Context
Commander of the outlawed group Jundallah, Ahmed Marwat, claimed responsibility for the attack on a bus traveling on Karakoram Highway in Kohistan on February 28, resulting in the death of 18 people. Seven armed men, in army uniform attacked the bus, and shot the passengers after checking their identification cards. Most of the passengers were returning after pilgrimage to the holy shrines in Iran. The ambush happened near the town of Hurban Nullah.
After the incident, Pakistan’s Interior Minister Rehman Malik set up a three-member investigation team, belonging to Inter Service Intelligence (ISI), Intelligence Bureau (IB) and Federal Investigative Agency (FIA).
The tactics used in this attack are similar to the ones used in Balochistan province recently. In October of last year, unidentified gunmen on motorcycle opened fire on a bus headed to Hazara Ganji. The passengers who were on their way to the fruit and vegetable market were removed from the bus, lined up and shot by assailants. Fourteen people belonging to the Shia community were killed and seven injured in this ambush. In a statement released at that time, the Human Rights Commission of Pakistan (HRCP) warned the killings “exposes once again the diminishing writ of the state.”

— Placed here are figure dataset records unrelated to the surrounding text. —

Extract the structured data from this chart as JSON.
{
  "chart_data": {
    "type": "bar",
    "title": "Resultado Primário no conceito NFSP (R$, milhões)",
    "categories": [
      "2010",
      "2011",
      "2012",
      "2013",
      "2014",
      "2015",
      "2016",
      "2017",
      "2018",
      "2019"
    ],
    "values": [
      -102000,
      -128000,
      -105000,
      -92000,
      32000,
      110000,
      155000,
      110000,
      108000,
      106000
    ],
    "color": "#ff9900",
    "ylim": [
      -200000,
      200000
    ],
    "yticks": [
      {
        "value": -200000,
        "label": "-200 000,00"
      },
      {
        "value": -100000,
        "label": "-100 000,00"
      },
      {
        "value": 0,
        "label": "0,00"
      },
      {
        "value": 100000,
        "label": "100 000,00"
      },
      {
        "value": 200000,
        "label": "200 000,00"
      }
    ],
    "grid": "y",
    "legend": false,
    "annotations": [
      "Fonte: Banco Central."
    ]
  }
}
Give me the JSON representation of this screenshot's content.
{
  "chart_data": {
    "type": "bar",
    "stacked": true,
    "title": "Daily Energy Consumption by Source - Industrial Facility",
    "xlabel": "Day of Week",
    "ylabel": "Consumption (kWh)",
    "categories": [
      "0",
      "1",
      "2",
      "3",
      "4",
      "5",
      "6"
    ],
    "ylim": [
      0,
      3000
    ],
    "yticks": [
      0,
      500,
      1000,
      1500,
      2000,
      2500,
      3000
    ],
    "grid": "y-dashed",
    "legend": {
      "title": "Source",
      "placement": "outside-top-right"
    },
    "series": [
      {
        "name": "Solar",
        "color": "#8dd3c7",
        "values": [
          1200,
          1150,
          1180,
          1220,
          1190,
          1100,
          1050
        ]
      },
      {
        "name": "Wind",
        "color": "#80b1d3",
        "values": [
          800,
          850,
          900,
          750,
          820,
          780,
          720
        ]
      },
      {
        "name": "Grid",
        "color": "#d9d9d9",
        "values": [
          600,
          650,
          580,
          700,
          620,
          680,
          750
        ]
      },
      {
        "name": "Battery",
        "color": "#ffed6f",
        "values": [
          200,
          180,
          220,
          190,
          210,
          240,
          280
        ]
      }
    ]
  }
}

In September 2011, 26 Shia pilgrims were killed in a similar fashion in the town of Mastung when armed gunmen attacked a bus carrying Shia pilgrims from Quetta to Iran. Two vehicles had intercepted the bus; the passengers were forced off the vehicle, and then fired upon by 8 to 10 assailants. The banned militant group Lashkar-e-Jhangvi had claimed responsibility for the attack.